Earning passively in the crypto sector is an exciting adventure that every crypto investor wants to take. There are numerous activities that can be carried out in the space to maximise the profits that individuals receive. Staking is one of these, and it entails delegating some of your assets to a validator in order to support a network and then earning incentives on top of it.
Staking was improved with liquid staking, and instead of simply locking up assets and waiting for staking payouts, users now receive derivative tokens that they may use to engage in DeFi. This new type of staking is extremely advantageous in terms of providing liquidity to investors while also enhancing the utility of blockchains.
Staking with Liquids Increases Liquidity
Consider liquid staking ATOM on a well-known liquid staking platform with a reasonable TVL. You will receive derivative tokens stkETH, stkATOM, stkXPRT, and stkBNB in exchange. These tokens can then be used as collateral on centralised or decentralised exchanges.
As well as lending pools. To generate dividends, the tokens can also be placed in liquidity pools. All of this is in addition to the staking rewards accumulated from the original staked assets. This represents a significant increase in liquidity for crypto users.

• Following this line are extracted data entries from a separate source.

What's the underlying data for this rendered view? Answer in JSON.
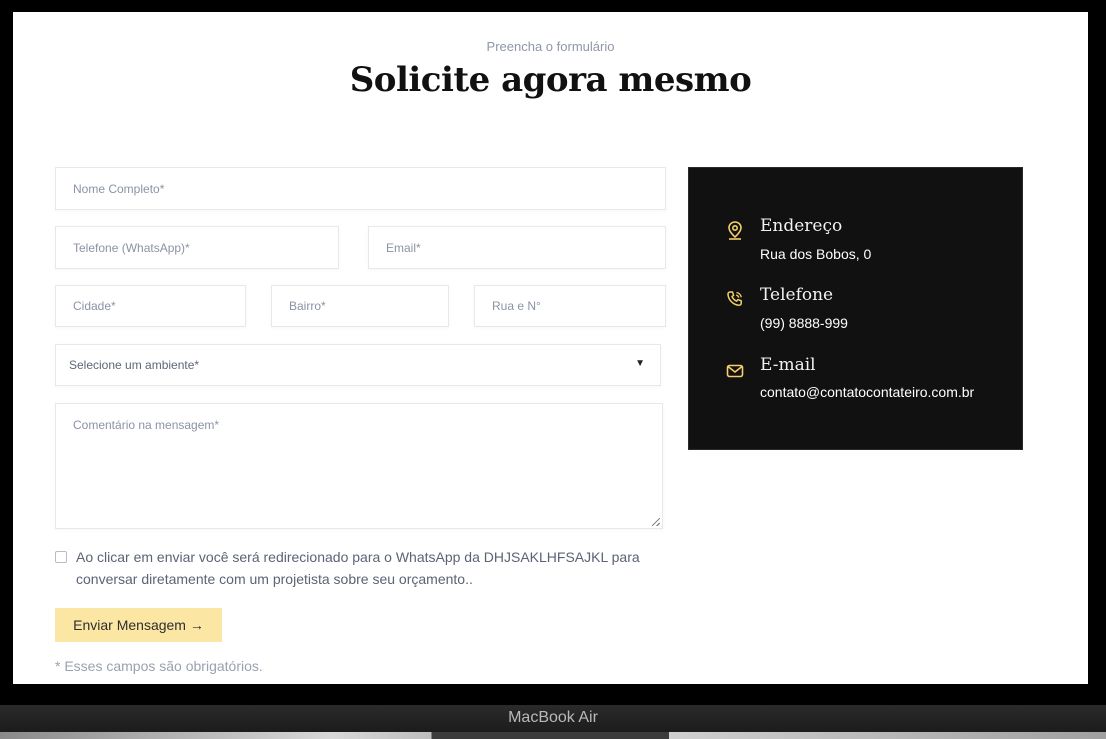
{
  "header": {
    "subtitle": "Preencha o formulário",
    "title": "Solicite agora mesmo"
  },
  "form": {
    "name_placeholder": "Nome Completo*",
    "phone_placeholder": "Telefone (WhatsApp)*",
    "email_placeholder": "Email*",
    "city_placeholder": "Cidade*",
    "district_placeholder": "Bairro*",
    "street_placeholder": "Rua e N°",
    "environment_select": {
      "selected": "Selecione um ambiente*",
      "caret": "▼"
    },
    "comment_placeholder": "Comentário na mensagem*",
    "consent_text": "Ao clicar em enviar você será redirecionado para o WhatsApp da DHJSAKLHFSAJKL para conversar diretamente com um projetista sobre seu orçamento..",
    "consent_checked": false,
    "submit_label": "Enviar Mensagem →",
    "required_note": "* Esses campos são obrigatórios."
  },
  "contact": {
    "address": {
      "label": "Endereço",
      "value": "Rua dos Bobos, 0",
      "icon": "location-pin-icon"
    },
    "phone": {
      "label": "Telefone",
      "value": "(99) 8888-999",
      "icon": "phone-icon"
    },
    "email": {
      "label": "E-mail",
      "value": "contato@contatocontateiro.com.br",
      "icon": "mail-icon"
    }
  },
  "device": {
    "label": "MacBook Air"
  },
  "colors": {
    "accent": "#fbe6a3",
    "icon_gold": "#f5cf6b",
    "card_bg": "#111111"
  }
}
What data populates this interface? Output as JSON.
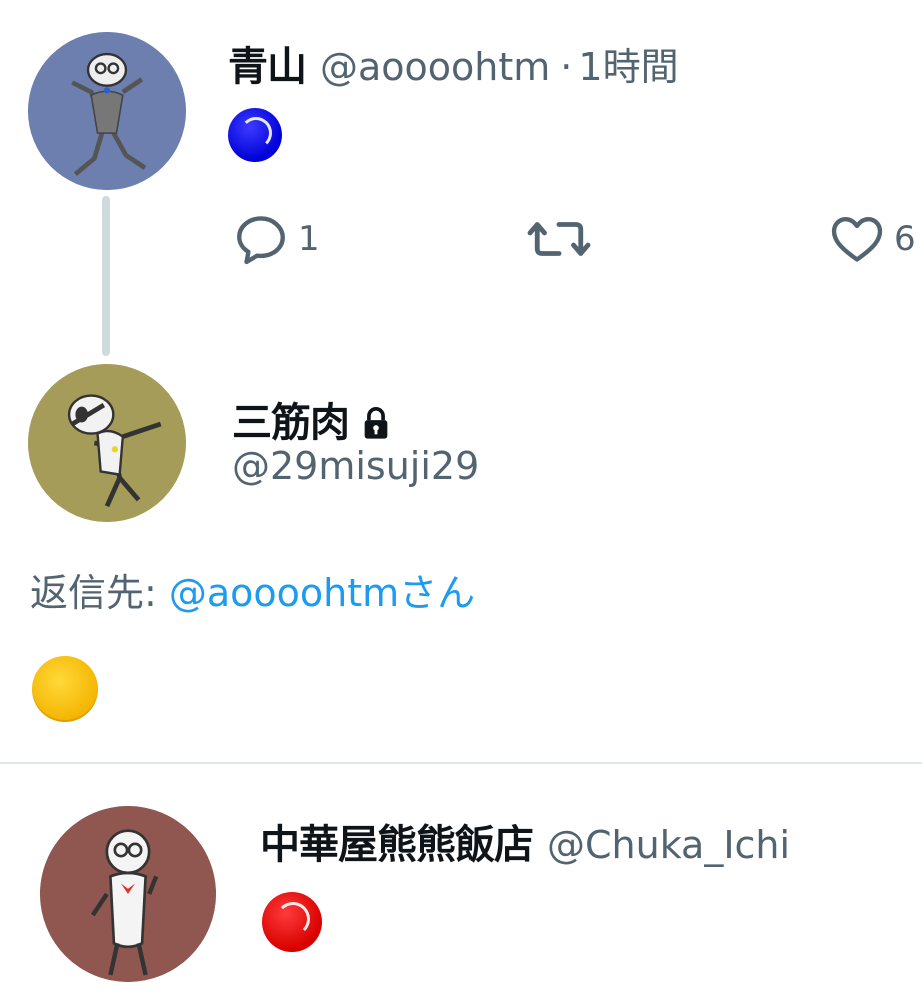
{
  "tweets": [
    {
      "display_name": "青山",
      "handle": "@aoooohtm",
      "separator": "·",
      "time": "1時間",
      "emoji": "blue-circle",
      "emoji_color": "#0000ee",
      "avatar_bg": "#6d7fae",
      "actions": {
        "reply_count": "1",
        "retweet_count": "",
        "like_count": "6"
      }
    },
    {
      "display_name": "三筋肉",
      "handle": "@29misuji29",
      "protected_icon": "lock-icon",
      "reply_prefix": "返信先: ",
      "reply_to": "@aoooohtmさん",
      "emoji": "yellow-circle",
      "emoji_color": "#f9c300",
      "avatar_bg": "#a49c58"
    },
    {
      "display_name": "中華屋熊熊飯店",
      "handle": "@Chuka_Ichi",
      "emoji": "red-circle",
      "emoji_color": "#ee0000",
      "avatar_bg": "#8f5750"
    }
  ],
  "colors": {
    "text_primary": "#0f1419",
    "text_secondary": "#536471",
    "link": "#1d9bf0",
    "thread_line": "#cfd9de"
  }
}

The Use of Liquid Staking Increases the Liquidity of the Blockchain
Blockchain usefulness encompasses the technology’s varied potentials and cutting-edge applications. It has the ability to improve transaction or operation efficiency. It increases transparency, diversifies revenue streams, ensures decentralisation, and much more. Liquid staking contributes to blockchain’s ability to create and realise these numerous services and goals.
With liquid staking, users are exposed to new income streams. There is also a strong push for decentralisation because anyone, anywhere in the world, may easily subscribe, stake, and begin earning. Liquid staking, which is derived from PoS staking, ensures that a blockchain is protected. Before users can earn liquid staking derivative tokens, they must first stake the original assets, which greatly contributes to liquid staking.

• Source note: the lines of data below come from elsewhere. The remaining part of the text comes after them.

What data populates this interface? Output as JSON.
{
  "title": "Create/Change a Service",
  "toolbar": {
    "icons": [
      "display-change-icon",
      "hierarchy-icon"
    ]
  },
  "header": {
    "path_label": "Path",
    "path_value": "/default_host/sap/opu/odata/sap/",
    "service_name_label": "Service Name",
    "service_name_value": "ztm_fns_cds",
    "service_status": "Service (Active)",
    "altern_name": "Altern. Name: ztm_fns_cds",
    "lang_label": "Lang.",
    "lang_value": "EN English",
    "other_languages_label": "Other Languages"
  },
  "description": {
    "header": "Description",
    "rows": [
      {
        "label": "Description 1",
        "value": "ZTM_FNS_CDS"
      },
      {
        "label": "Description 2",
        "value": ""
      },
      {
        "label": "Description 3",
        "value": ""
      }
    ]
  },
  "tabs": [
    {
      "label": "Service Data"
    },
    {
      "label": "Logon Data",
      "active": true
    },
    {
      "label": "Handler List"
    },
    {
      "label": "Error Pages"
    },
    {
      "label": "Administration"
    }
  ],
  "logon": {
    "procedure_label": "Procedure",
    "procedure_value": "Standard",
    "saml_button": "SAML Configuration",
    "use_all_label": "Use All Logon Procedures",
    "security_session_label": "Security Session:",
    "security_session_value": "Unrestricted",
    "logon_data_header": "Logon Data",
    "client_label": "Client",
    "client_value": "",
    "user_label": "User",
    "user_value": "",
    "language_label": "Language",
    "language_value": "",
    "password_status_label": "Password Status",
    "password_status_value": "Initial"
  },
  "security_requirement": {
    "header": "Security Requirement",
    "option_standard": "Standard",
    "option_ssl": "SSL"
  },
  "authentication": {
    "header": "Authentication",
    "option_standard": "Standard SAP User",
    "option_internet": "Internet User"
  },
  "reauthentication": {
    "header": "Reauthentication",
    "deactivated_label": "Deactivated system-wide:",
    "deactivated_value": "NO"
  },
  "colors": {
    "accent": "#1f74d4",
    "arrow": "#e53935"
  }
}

Liquid Staking Improves Blockchain Liquidity and Utility?
Using liquid staking, investors can earn staking rewards while also accessing their funds without locking them up in staking contracts. Liquid staking is a new solution for a variety of issues in the proof-of-stake (PoS) ecosystem. It creates an additional layer of composability and allows for more efficient capital use.
Liquid staking has become a vital component in the crypto space as more investors are supporting proof-of-stake networks. It is also an effective way to earn an extra yield on idle capital. Unlike traditional staking, liquid staking allows users to stake Ether and other tokenized assets without locking up the funds.
pStake is the largest liquid staking platform for ether. Its stETH token is the most popular derivative in the liquid staking market. The company’s stETH token is a “bond” like token that represents staked Ether. It is traded on DEXes like ETH.
pStake’s stETH token also incurs gas costs with each transaction. The value of the token increases over time as the network earns rewards. This allows users to redeem their tokens at any time.
pStake is not the only platform offering liquid staking for ether. Four platforms have already launched BNB liquid staking services. The staking market for BNB is smaller than that for ether. The company plans to add more chains in the future.
pStake is a strong contender for the ether staking market because of its strong security and user-friendly platform. It currently holds about 7.4 billion dollars in staked assets. The company’s market share is more than 30 percent.
As a result, liquid staking significantly increases the liquidity and utility of blockchains. Income producing sources are expanding, decentralisation is on the rise, and mainstream use is exploding.